Le receveur a reparlé au père de la fillette, mais compte s'entretenir avec lui de nouveau.

«J'aimerais signer un chandail pour la petite ou, au moins, la serrer dans mes bras!»

Une division de l'Ouest améliorée

Martin et les Dodgers ont remporté deux titres de division, en 2008 et 2009, en profitant de la faible compétition dans la division Ouest.

Mais la donne a changé cette année.

«Les jeunes des Padres de San Diego et des Giants de San Francisco ont pris de l'expérience, à commencer par leurs lanceurs, note Martin. La division de l'Ouest est meilleure qu'elle ne l'était auparavant et c'est bon pour nous. Meilleure est la compétition, plus on s'améliore.»

Après s'être inclinés en série de championnat deux ans de suite, les Dodgers tenteront de passer à l'étape suivante à l'automne.
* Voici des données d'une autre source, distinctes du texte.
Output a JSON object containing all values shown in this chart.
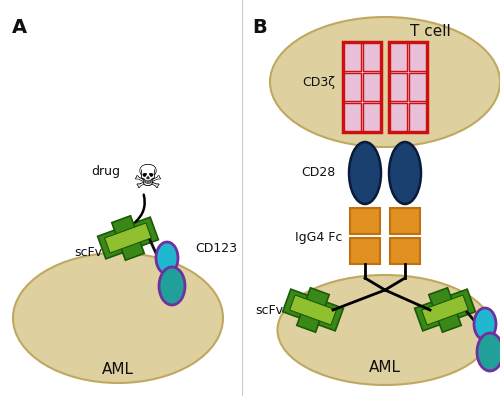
{
  "bg_color": "#ffffff",
  "cell_color": "#dfd0a0",
  "cell_edge_color": "#c0a860",
  "scfv_green_dark": "#3a8818",
  "scfv_green_light": "#90c030",
  "cd123_cyan": "#20b8d0",
  "cd123_teal": "#20a098",
  "cd123_purple": "#7030a0",
  "cd28_navy": "#1a4070",
  "cd28_mid": "#2060a0",
  "cd3z_pink": "#e8c0d8",
  "cd3z_red": "#cc1010",
  "igg4_orange": "#e09020",
  "igg4_line": "#c07010",
  "linker_color": "#101010",
  "text_color": "#101010",
  "label_a": "A",
  "label_b": "B",
  "label_aml": "AML",
  "label_tcell": "T cell",
  "label_cd3z": "CD3ζ",
  "label_cd28": "CD28",
  "label_igg4fc": "IgG4 Fc",
  "label_scfv": "scFv",
  "label_cd123": "CD123",
  "label_drug": "drug"
}
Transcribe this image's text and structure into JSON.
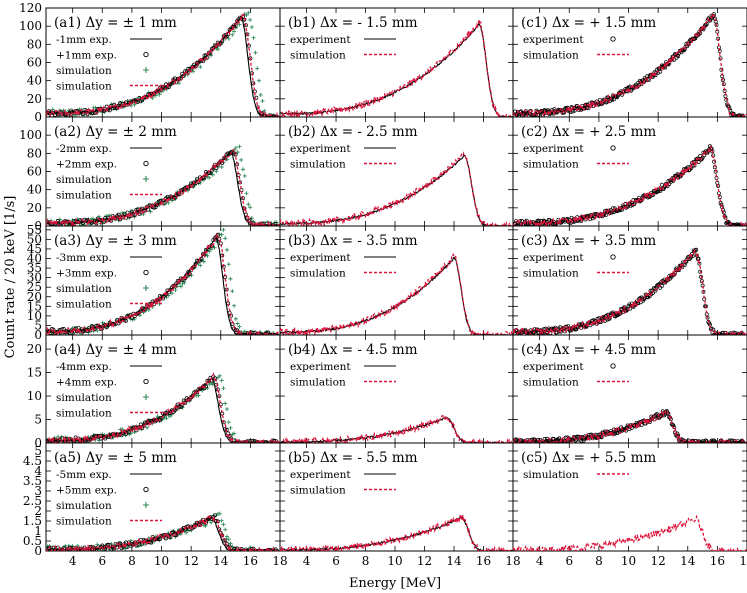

«Autrefois, il y avait des tensions dans l'équipe avec, d'un côté, des jeunes qui commençaient et qui n'avaient pas fait leurs preuves et, de l'autre, des vétérans qui avaient eu plusieurs bonnes années, mais qui étaient vraiment sur le déclin. Or, l'année dernière, l'esprit d'équipe était particulièrement bon. Et je ne pense pas que ça ait changé cette année.»

Il s'agit maintenant pour les Dodgers de s'assurer que leurs meilleurs éléments fonctionnent à plein régime.

Et ça commence avec Russell Martin.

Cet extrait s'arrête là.